When I hear the words haute couture used to describe a denim line or some other H&M type of “maison,” the little hairs on my arm start to stand. It’s akin to the other overly-used (and pretentious) word: curated. As if one needed to have a master’s degree to “curate” all the little enjoyable things that comprise one’s life. So I thought a tutorial on Haute Couture would dispel any confusion and be useful to all the haute ladies out there.
In my toddler years as an assistant at a fashion magazine, I was taught about the sanctity of haute couture, which is a presentation of clothing that adhered to the strictest of French standards, made by hand by a team of at least 50 seamstresses in a Parisian studio. It’s the ultimate made-to-order experience and literally translates to “high dressmaking.” A piece would first be made in muslin to determine fit—every curve of the client’s body would then be addressed into the resulting bespoke vestment of museum quality. And there are rules, which are monitored by the Chambre De Commerce et d’industre de Paris. You can rest assured that this governing body does not mess around.
Fashion shows have evolved into vehicles for brands to exhibit design and theatrical prowess—the runway goes beyond the pieces into a powerful marketing tool to promote handbags and fragrance. And in Paris, the haute couture shows are a twice-yearly spectacle of opulence that only a small group of press and clients can attend. But for the one percent, this is a means to an end where clients attend these lofty events to place orders for their favorite looks. The shows in Paris ended a few weeks ago and below are the highlights.

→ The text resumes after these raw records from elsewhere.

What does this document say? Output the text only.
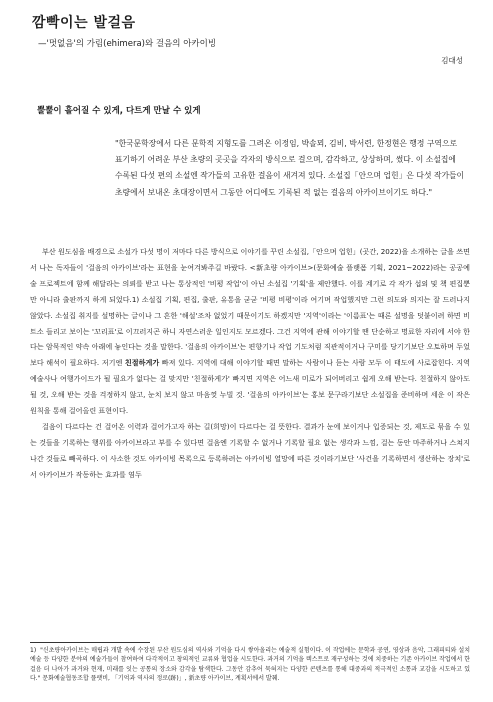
깜빡이는 발걸음
—'멋없음'의 가림(ehimera)와 걸음의 아카이빙
김대성
뿔뿔이 흩어질 수 있게, 다트게 만날 수 있게
"한국문학장에서 다른 문학적 지형도를 그려온 이정임, 박솔뫼, 김비, 박서련, 한정현은 행정 구역으로 표기하기 어려운 부산 초량의 곳곳을 각자의 방식으로 걸으며, 감각하고, 상상하며, 썼다. 이 소설집에 수록된 다섯 편의 소설엔 작가들의 고유한 걸음이 새겨져 있다. 소설집「안으며 업힌」은 다섯 작가들이 초량에서 보내온 초대장이면서 그동안 어디에도 기록된 적 없는 걸음의 아카이브이기도 하다."

부산 원도심을 배경으로 소설가 다섯 명이 저마다 다른 방식으로 이야기를 꾸린 소설집,「안으며 업힌」(곳간, 2022)을 소개하는 글을 쓰면서 나는 독자들이 '걸음의 아카이브'라는 표현을 눈여겨봐주길 바랐다. <新초량 아카이브>(문화예술 플랫폼 기획, 2021~2022)라는 공공예술 프로젝트에 함께 해달라는 의뢰를 받고 나는 통상적인 '비평 작업'이 아닌 소설집 '기획'을 제안했다. 이를 계기로 각 작가 섭외 및 책 편집뿐만 아니라 출판까지 하게 되었다.1) 소설집 기획, 편집, 출판, 유통을 굳굳 '비평 비평'이라 여기며 작업했지만 그런 의도와 의지는 잘 드러나지 않았다. 소설집 취지를 설명하는 글이나 그 흔한 '해설'조차 없었기 때문이기도 하겠지만 '지역'이라는 '이름표'는 때론 설명을 덧붙이려 하면 비트소 들리고 보이는 '꼬리표'로 이끄러지곤 하니 자연스러운 일인지도 모르겠다. 그건 지역에 관해 이야기할 땐 단순하고 명료한 자리에 서야 한다는 암묵적인 약속 아래에 놓인다는 것을 말한다. '걸음의 아카이브'는 편향기나 작업 기도처럼 직관적이거나 구미를 당기기보단 오토하며 두었보다 해석이 필요하다. 저기엔 친절하게가 빠져 있다. 지역에 대해 이야기할 때면 말하는 사람이나 듣는 사람 모두 이 태도에 사로잡힌다. 지역예술사나 여행가이드가 될 필요가 없다는 걸 맞지만 '친절하게가' 빠지면 지역은 어느새 미로가 되어버리고 쉽게 오해 받는다. 친절하지 않아도 될 것, 오해 받는 것을 걱정하지 않고, 눈치 보지 않고 마음껏 누빌 것. '걸음의 아카이브'는 홍보 문구라기보단 소설집을 준비하며 세운 이 작은 원칙을 통해 걸어올린 표현이다.

걸음이 다르다는 건 걸어온 이력과 걸어가고자 하는 길(희망)이 다르다는 걸 뜻한다. 결과가 눈에 보이거나 입증되는 것, 제도로 묶을 수 있는 것들을 기록하는 행위를 아카이브라고 부를 수 있다면 걸음엔 기록할 수 없거나 기록할 필요 없는 생각과 느낌, 걸는 동안 마주하거나 스쳐지나간 것들로 빼곡하다. 이 사소한 것도 아카이빙 목록으로 등록하려는 아카이빙 열망에 따른 것이라기보단 '사건을 기록하면서 생산하는 장치'로서 아카이브가 작동하는 효과를 염두

1) "신초량아카이브는 매립과 개발 속에 수장된 부산 원도심의 역사와 기억을 다시 쌓아올리는 예술적 실험이다. 이 작업에는 문학과 공연, 영상과 음악, 그래피티와 설치예술 등 다양한 분야의 예술가들이 참여하여 다각적이고 창의적인 교류와 협업을 시도한다. 과거의 기억을 텍스트로 재구성하는 것에 치중하는 기존 아카이브 작업에서 한 걸음 더 나아가 과거와 현재, 미래를 잇는 공통의 장소와 감각을 탐색한다. 그동안 감추어 묵혀지는 다양한 콘텐츠를 통해 대중과의 적극적인 소통과 교감을 시도하고 있다." 문화예술협동조합 플랫비, 「기억과 역사의 정로(跡)」, 新초량 아카이브, 계획서에서 발췌.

At Schiaparelli—designed by Marco Zanini—models strutted down the runway with looks that would make Salvador Dalí proud. Big ’40s shoulders, pill box hats with leaf-like protrusions, and the use of fox fur set against the shocking pink background, gave due respect to the heritage of the house: whimsical and surrealist with the lady-like quality of Elsa Schiaparelli’s era.
Giambattista Valli went decade surfing too with 1950s skirts in full bloom. Models wore Lucille Ball-type head wraps and eyes were disguised by round shades. There were gardens of embroidered and hand-painted flowers tumbling down dresses, while the finale had long confections with immeasurable layers of tulle billowing on each skirt.
Christian Dior’s Raf Simons kept things modern. His 1950s take included the voluminous skirt, an ode to Mr. Dior. But Simons kept ornamentation to a minimum. According to style.com, Raf wanted women to wear their looks every day. With that in mind, he paired pants with floor-length mink to keep women warm during the brutal Northeast winters. It was reported in the press that Dolce and Gabbana presented their Alta Moda collection on the island of Capri. Alta Moda is the Italian equivalent to haute couture expressly started by Dolce and Gabbana. Clients and press enjoyed a weekend of dinners, parties, and of course the show. Dresses and gowns were grandiose, while gem stones were used on traditional Capri hand made sandals.